The economic gloom overshadowed positive results from catering group Compass, which saw shares surge 6% or 20.25p ahead to 353p - on the back of a higher-than-expected 41% rise in profits.
Meanwhile supermarket giant Sainsbury's 11.3% increase in underlying full-year profits had little impact on the grocer's shares, which edged 5.25p lower to 335p.
Property firm Land Securities was the top flight's leading faller after the firm said in results that it expected conditions "to remain challenging" in a weak economic climate.
The company has written off £4.7 billion in falling property values, representing more than a third of its portfolio. Shares tumbled more than 13% or 71p to 468p.
LandSec also dragged down several peers in the sector, with Hammerson and British Land off 37.75p at 285.25p and 35.75p down at 386.25p respectively.
Outside of the top flight, some of the biggest falls came from pub groups after a group of MPs called for the pubco model to be investigated by the Competition Commission.
Fears over the uncertainty that might be caused by a long-running inquiry into the sector caused Enterprise Inns to slump 42.25p to 117.25p in the FTSE 250 - a fall of more than 26%.
Punch Taverns, another firm to use the model which obliges landlords to buy products from a single company, was down 13% or 18p to 120p.

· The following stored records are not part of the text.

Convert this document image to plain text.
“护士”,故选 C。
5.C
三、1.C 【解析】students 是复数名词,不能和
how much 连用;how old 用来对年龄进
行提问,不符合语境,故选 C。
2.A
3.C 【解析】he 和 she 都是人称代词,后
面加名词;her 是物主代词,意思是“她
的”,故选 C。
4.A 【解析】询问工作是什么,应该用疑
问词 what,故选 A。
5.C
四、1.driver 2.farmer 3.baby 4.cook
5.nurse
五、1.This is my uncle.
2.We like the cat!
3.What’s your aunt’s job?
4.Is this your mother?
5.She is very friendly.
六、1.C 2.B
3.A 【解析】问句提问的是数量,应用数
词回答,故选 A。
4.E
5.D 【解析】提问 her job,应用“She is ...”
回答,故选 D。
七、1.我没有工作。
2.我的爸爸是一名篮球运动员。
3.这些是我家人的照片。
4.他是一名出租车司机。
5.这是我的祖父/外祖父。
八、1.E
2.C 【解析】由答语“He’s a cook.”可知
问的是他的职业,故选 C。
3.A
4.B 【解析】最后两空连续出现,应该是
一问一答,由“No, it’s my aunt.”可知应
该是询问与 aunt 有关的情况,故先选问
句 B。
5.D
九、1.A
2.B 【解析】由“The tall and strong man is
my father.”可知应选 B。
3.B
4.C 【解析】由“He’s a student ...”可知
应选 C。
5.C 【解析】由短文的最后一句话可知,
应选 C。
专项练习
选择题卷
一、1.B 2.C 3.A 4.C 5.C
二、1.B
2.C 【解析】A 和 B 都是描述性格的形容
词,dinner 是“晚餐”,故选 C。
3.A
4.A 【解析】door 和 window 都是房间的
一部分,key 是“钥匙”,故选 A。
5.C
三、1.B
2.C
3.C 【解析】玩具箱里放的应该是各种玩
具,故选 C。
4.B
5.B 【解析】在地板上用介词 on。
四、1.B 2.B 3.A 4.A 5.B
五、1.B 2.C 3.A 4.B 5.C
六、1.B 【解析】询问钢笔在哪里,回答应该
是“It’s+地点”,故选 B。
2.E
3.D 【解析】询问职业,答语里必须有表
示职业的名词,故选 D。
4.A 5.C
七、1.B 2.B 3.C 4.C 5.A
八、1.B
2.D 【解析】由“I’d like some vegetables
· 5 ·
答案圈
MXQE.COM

Meanwhile, shares in newspaper group Johnston Press lost nearly a third of their value after it said it was in talks with lenders after abandoning plans to sell its Irish titles. Shares were off 11.75p or 38% at 19.25p.
The biggest Footsie risers were Compass up 20.25p at 353p, Shire up 23.5p to 878.5p, Unilever up 35p at 1506p and Royal Dutch Shell up 36p to 1637p.
The biggest Footsie fallers were Land Securities down 71p at 468p, Xstrata down 87p at 594.5p, RBS off 5.5p at 38p and Eurasian Natural Resources down 76.5p at 564p.